Deborah Conway and Willy Zygier announce new album.

Deborah Conway AM has never been one to shy away from provocation. Across four decades in the Australian music landscape – from Do-Re-Mi’s 80s heydays to her ARIA Award-winning solo career and Platinum and Gold Album collaborations with her long-time creative and life partner Willy Zygier – Conway has remained steadfastly unwilling to play it safe.

And now, once again in collaboration with Willy Zygier, today she has announced that she is launching an audacious new album titled: Right Wing Propaganda.

The album, independently released and entirely self-produced from the pair’s Melbourne home studio, is underpinned by Zygier’s deft guitar work and Conway’s crystalline, unmistakable voice.

Honoured as National Living Legends, this is the couple’s eleventh album together – a trademark blend of folk-pop melodies and lyrical directness.

In an age of synthetic sounds and algorithm-driven art, Conway and Zygier have taken a radical stand by returning to the roots of musical expression for this album.

Right Wing Propaganda is an act of musical reductionism in an age of technological excess – a raw, acoustic collection of 14 songs written, performed and recorded solely by the long-time collaborators, joined only by the voices of their daughters Syd, Alma, and Hettie Zygier.

The album will be released independently on August 8th marking Conway’s 66th birthday – and will be supported by a national tour titled ‘Songs You Can Trust’ that will include both metro and regional venues.

The first shows on the tour are set for August 16 at Melbourne’s Memo Music Hall and August 17 at Sydney’s Camelot Lounge, with further shows in September and October in NSW, Victoria, WA, SA & Qld – tickets and venue details available at deborahconway.com

Of the new music Conway says, “Machines are making music right now, with and without human intervention, with no ‘care’ about connection, audience, or even remuneration.

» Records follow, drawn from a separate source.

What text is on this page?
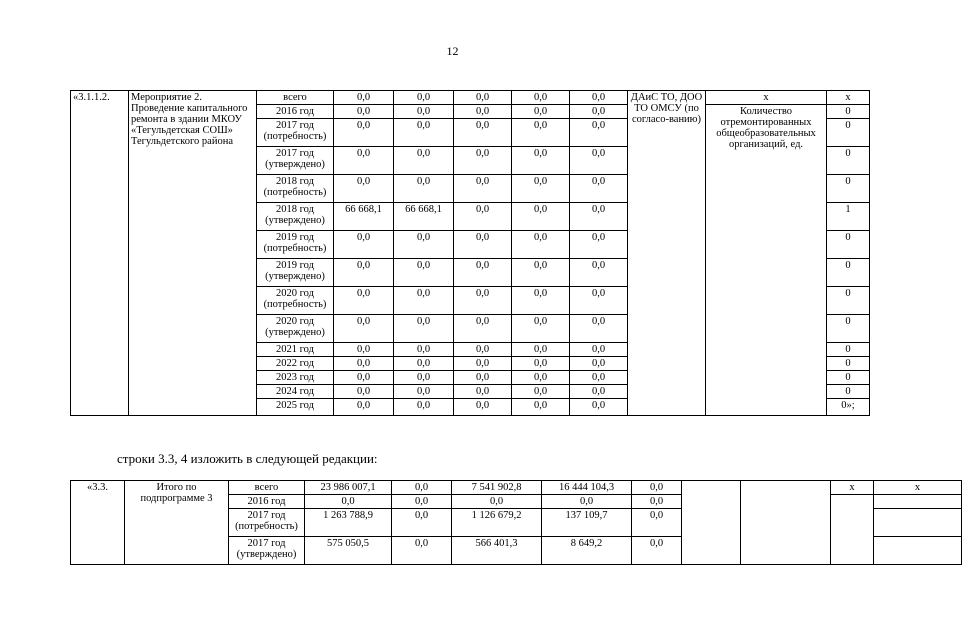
12
«3.1.1.2.	Мероприятие 2. Проведение капитального ремонта в здании МКОУ «Тегульдетская СОШ» Тегульдетского района	всего	0,0	0,0	0,0	0,0	0,0	ДАиС ТО, ДОО ТО ОМСУ (по согласо-ванию)	х	х
		2016 год	0,0	0,0	0,0	0,0	0,0		Количество отремонтированных общеобразовательных организаций, ед.	0
		2017 год (потребность)	0,0	0,0	0,0	0,0	0,0			0
		2017 год (утверждено)	0,0	0,0	0,0	0,0	0,0			0
		2018 год (потребность)	0,0	0,0	0,0	0,0	0,0			0
		2018 год (утверждено)	66 668,1	66 668,1	0,0	0,0	0,0			1
		2019 год (потребность)	0,0	0,0	0,0	0,0	0,0			0
		2019 год (утверждено)	0,0	0,0	0,0	0,0	0,0			0
		2020 год (потребность)	0,0	0,0	0,0	0,0	0,0			0
		2020 год (утверждено)	0,0	0,0	0,0	0,0	0,0			0
		2021 год	0,0	0,0	0,0	0,0	0,0			0
		2022 год	0,0	0,0	0,0	0,0	0,0			0
		2023 год	0,0	0,0	0,0	0,0	0,0			0
		2024 год	0,0	0,0	0,0	0,0	0,0			0
		2025 год	0,0	0,0	0,0	0,0	0,0			0»;
строки 3.3, 4 изложить в следующей редакции:
«3.3.	Итого по подпрограмме 3	всего	23 986 007,1	0,0	7 541 902,8	16 444 104,3	0,0			х	х	
		2016 год	0,0	0,0	0,0	0,0	0,0					
		2017 год (потребность)	1 263 788,9	0,0	1 126 679,2	137 109,7	0,0					
		2017 год (утверждено)	575 050,5	0,0	566 401,3	8 649,2	0,0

Music without body, without ego, without soul. This is not a judgement on the quality of the music, just an observation. Execute the prompt endlessly, meaning be damned. The history of recorded music has led us to this point. For many decades recorded music has sounded less and less like human beings and more and more like some machine/human hybrid. Don’t like that breath? Remove it. Bass note a smidge early? Move it. Can’t sing that high? Change the pitch. Can’t play in time together? Drop in.  Who needs a human?

This is not a complaint. Wonderful music has been made this way and will continue to be made this way but for us, in a time of plenty, of musical super abundance, we have responded by making a record with as little on it as possible, pretty much just our acoustic guitars and voices, and the voices of our daughters. We retreated inwards, no other musicians, a guitar on our laps just to see what we could wring out of the old ways. It was not done as a challenge, there’s plenty of acoustic music being made, more just a feeling of connection. Connection with each other, connection with the spark of musical impulse, connection with breath, with wood, with skin, with air. A centre in a whirling world of plenty. And hopefully a connection with a listener somewhere out there in the dark.”

The album’s subtitle, Songs You Can Trust, reads like both a pledge and a provocation. 

Conway and Zygier are not interested in clickbait choruses or algorithmic harmonies. Instead, they’ve crafted a suite of songs that includes tracks like “We’d Rather Have Nothing,” “The Living & The Dead Song,” and the title track “Right Wing Propaganda,” that take listeners through a thematic labyrinth of songs that mirror the current swirl of issues.

There are no session musicians, no auto-tuning, no studio polish. Just guitars and voices. It’s both timeless and timely – an album that asks whether music still matters in a world of infinite content.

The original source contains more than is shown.